The flashlight may have circuitry to boost the voltage for the LED. You'll want to bypass that and heat your wire directly with the battery with nothing else in the circuit but the switch.

Be aware that you'll have to crank for a long time to get enough juice.
Will I be able to recharge the battery by hand crank? I'm looking to create a circuit that has extreme longevity with no parts needing replacement. A survival tool in essence.
 

alfacliff

Joined Dec 13, 2013
2,458
I have a hand cranked radio, flashlight combo. it has a battery that is charged by the crank or a small solar cell. find one of these., it also has a usb connector for charging cell phones.
 

Thread Starter

jgsteeb

Joined Sep 7, 2014
3
What voltage do you measure when cranking out 200 mA?
Have you tried igniting a wick with hot NiCr ?
~12V, and yes I have ignited a wick with NiCr by creating a tight coil in which the wick inserts. Combustion occurred around 450°F so I figured ~500°F should be reasonable enough to allow quick ignition while conserving charge.
 

wayneh

Joined Sep 9, 2010
18,104
Will I be able to recharge the battery by hand crank? I'm looking to create a circuit that has extreme longevity with no parts needing replacement. A survival tool in essence.
You can use a capacitor, which has some advantages in your application, but the problem is the amount of power you need. A capacitor large enough to heat your wire for a long enough time to light a wick, as it is losing voltage rapidly, is a "big" capacitor. I can't say much more without detail on the wire. Do you know what it draws?

On the other hand it sounds like your crank might have enough power to light the wire all by itself without a storage device. 12V at 200mA is a fair amount. Have you tried that?
 

cmartinez

Joined Jan 17, 2007
8,763
I've been stuck on this problem for quite a while. I need to make a hand powered wick ignitor. Is it possible to take a hand powered generator, which can produce 200ma, hook it to a capacitor, charge the cap, then discharge across nichrome @ roughly 500 degrees F? Long enough to light a candle wick.
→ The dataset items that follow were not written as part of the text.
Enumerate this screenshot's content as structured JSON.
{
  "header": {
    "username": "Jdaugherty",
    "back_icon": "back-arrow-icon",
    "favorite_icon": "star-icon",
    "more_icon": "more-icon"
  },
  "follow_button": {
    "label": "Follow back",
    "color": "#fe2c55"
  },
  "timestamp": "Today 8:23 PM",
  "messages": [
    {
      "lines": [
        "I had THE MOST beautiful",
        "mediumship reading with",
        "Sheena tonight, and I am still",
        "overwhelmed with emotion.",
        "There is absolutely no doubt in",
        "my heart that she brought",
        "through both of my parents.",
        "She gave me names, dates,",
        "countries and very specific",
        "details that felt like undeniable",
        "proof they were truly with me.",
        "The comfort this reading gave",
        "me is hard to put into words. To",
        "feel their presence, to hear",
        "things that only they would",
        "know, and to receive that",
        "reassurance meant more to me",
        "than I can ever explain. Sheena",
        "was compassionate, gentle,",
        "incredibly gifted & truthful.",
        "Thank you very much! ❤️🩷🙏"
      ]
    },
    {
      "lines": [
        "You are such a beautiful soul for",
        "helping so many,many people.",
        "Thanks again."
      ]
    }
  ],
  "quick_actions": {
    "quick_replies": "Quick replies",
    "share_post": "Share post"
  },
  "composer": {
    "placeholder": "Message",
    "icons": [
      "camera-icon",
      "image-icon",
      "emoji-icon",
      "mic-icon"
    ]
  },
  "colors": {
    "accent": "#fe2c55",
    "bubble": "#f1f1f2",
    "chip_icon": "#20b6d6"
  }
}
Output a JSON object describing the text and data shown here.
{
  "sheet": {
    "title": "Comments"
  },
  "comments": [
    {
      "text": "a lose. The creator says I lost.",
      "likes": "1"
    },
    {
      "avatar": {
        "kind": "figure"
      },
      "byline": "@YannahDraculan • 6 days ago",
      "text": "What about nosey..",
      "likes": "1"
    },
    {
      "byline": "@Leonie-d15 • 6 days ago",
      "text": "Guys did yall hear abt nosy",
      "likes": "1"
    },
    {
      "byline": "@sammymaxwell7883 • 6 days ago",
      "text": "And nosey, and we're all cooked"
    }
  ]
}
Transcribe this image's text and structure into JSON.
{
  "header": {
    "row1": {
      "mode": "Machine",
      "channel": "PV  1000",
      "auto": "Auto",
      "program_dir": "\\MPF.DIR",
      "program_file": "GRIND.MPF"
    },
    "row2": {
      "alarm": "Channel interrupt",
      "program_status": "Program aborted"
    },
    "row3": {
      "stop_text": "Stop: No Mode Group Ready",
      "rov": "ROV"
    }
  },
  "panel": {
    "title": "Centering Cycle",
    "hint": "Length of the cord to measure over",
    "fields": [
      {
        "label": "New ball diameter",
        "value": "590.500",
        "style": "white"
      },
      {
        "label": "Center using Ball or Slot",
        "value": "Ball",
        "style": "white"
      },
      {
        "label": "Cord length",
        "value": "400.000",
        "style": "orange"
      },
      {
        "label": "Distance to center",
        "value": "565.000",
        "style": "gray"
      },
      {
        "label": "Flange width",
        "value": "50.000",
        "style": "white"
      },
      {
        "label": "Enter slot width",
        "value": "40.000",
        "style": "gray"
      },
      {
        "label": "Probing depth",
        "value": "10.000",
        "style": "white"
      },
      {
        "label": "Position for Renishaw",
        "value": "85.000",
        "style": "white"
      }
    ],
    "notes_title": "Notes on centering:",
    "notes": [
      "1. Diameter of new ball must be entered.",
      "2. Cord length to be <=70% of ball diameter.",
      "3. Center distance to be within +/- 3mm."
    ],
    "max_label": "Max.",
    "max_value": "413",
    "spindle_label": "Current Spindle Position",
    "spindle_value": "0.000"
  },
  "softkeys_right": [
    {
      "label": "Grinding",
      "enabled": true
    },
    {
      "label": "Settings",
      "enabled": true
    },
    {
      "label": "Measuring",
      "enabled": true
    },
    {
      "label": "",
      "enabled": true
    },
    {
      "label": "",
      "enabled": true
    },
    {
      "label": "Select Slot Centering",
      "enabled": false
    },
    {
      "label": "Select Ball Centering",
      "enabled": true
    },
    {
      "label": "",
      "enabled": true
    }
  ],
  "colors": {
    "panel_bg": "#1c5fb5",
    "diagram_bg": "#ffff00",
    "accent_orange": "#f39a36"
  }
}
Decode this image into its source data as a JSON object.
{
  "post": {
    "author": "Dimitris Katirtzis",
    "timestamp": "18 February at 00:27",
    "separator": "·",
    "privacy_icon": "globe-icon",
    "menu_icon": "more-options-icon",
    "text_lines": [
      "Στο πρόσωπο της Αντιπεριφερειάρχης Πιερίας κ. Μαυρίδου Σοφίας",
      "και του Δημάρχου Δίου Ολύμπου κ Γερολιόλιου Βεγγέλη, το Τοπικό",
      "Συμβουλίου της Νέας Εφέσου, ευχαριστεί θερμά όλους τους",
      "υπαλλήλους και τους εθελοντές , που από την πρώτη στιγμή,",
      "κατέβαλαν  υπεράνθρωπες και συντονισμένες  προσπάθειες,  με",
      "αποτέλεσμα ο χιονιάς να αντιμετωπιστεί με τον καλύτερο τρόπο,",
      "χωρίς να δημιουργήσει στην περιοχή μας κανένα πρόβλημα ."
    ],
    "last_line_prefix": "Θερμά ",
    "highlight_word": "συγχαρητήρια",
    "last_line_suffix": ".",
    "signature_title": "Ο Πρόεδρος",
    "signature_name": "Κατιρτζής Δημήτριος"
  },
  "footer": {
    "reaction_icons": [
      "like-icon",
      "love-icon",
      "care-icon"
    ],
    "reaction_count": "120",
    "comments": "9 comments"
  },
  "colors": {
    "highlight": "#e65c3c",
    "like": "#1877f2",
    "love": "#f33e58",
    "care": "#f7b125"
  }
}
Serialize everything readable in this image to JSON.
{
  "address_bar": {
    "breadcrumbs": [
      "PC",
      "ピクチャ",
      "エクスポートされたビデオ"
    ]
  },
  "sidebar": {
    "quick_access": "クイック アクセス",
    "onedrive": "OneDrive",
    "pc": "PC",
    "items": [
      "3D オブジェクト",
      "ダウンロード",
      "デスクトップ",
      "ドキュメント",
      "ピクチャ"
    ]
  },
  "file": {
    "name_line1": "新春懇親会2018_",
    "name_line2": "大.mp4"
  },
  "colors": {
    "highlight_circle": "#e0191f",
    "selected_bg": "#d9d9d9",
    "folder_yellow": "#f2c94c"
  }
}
I see it similarly to a hand crank flashlight except replace the LED's with a heating element.
Why nicrome? For more reliability and higher resistance to temperature, I'd suggest you take a look at tungsten carbide.
 

wayneh

Joined Sep 9, 2010
18,104
There was a thread here a few months back about the perfect wire for use in cutting machines. I don't recall the name of it but it might be ideal for this app also.
 

Bernard

Joined Aug 7, 2008
5,784
I believe that it will work- saw the flash of flame & puff of smoke but wire opened prematurley. Wire- NiCr .005 dia, about 2.5 ohms/ in, a little fragile to work with altho have used it to cut foam. Seems that about 5 to 6 W needed, gen produces only 2.5 W. Test was with 2- 9V almost dead batteries charging a 37,000 uF & 30V cap. to 17V.
 

Bernard

Joined Aug 7, 2008
5,784
Finally lit candle with 1 in .005 NiCr with 1.2 A @ 3 V in about 3 sec. Wire did not survive. Rene 41 27 Ga looks good.